Google has, perhaps, an even greater motivation. Google’s in-line results would very possibly have led their shares downward had it not been for the story that Google was looking to shed its Motorola handset business, whose margins and potential for growth the Street never liked. Google is now clearly counterpunching with Facebook in its positioning of mobile, and that is where I think they’re making a mistake.
At a high level, the Google decision (if proved) to shed mobile handsets is an indication that it’s not going to make mobile/Android directly profitable. Google is also admitting, with its new assertion that media is media and mobile is just one place to get it, that it’s not going to be able to lead in mobile advertising. Thus, they want to play down the value of the whole category. The problem is that, as I’ve been saying, online advertising is largely a zero-sum game and if Google takes a decisive step away from being a “mobile player” and asserts “mobile advertising” is just another face of the ad coin, it’s positioning away from some piece—perhaps the largest piece—of that zero-sum pie. That makes it a less-than-zero-sum for Google.
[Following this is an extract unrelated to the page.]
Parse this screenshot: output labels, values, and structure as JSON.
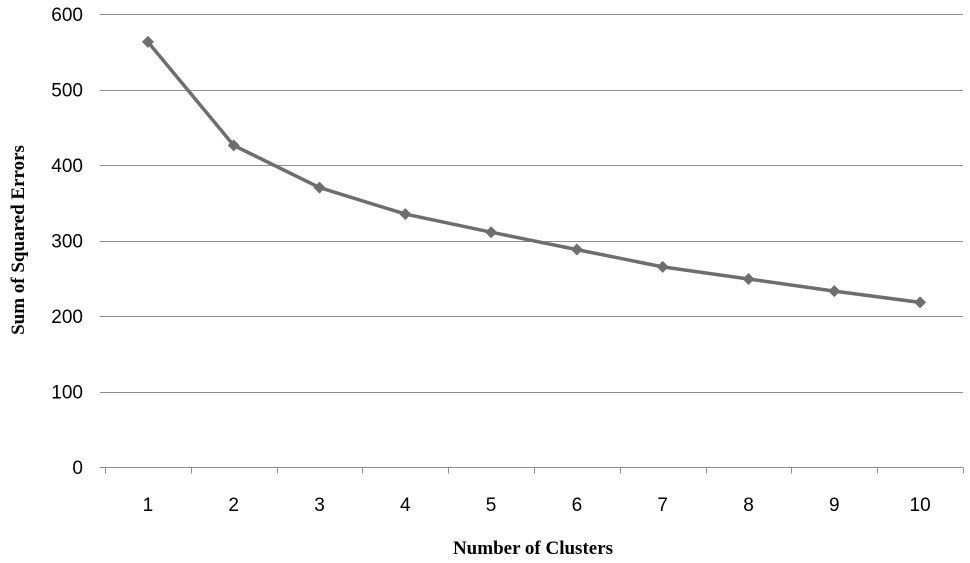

There is no player in the market who should have a better handle on contextual services than Google (except perhaps Apple, who appears equally clueless). They have all the pieces, including mapping, search, social networking chat and voice calling—there are few elements missing from that picture of context, except perhaps for the will to drive it forward. Given how the movie resonates with people for what networked intelligence and context could combine to do, maybe Google (or Amazon, or Apple) will finally get it. We can’t get to “Her” but we might get closer than anyone thinks.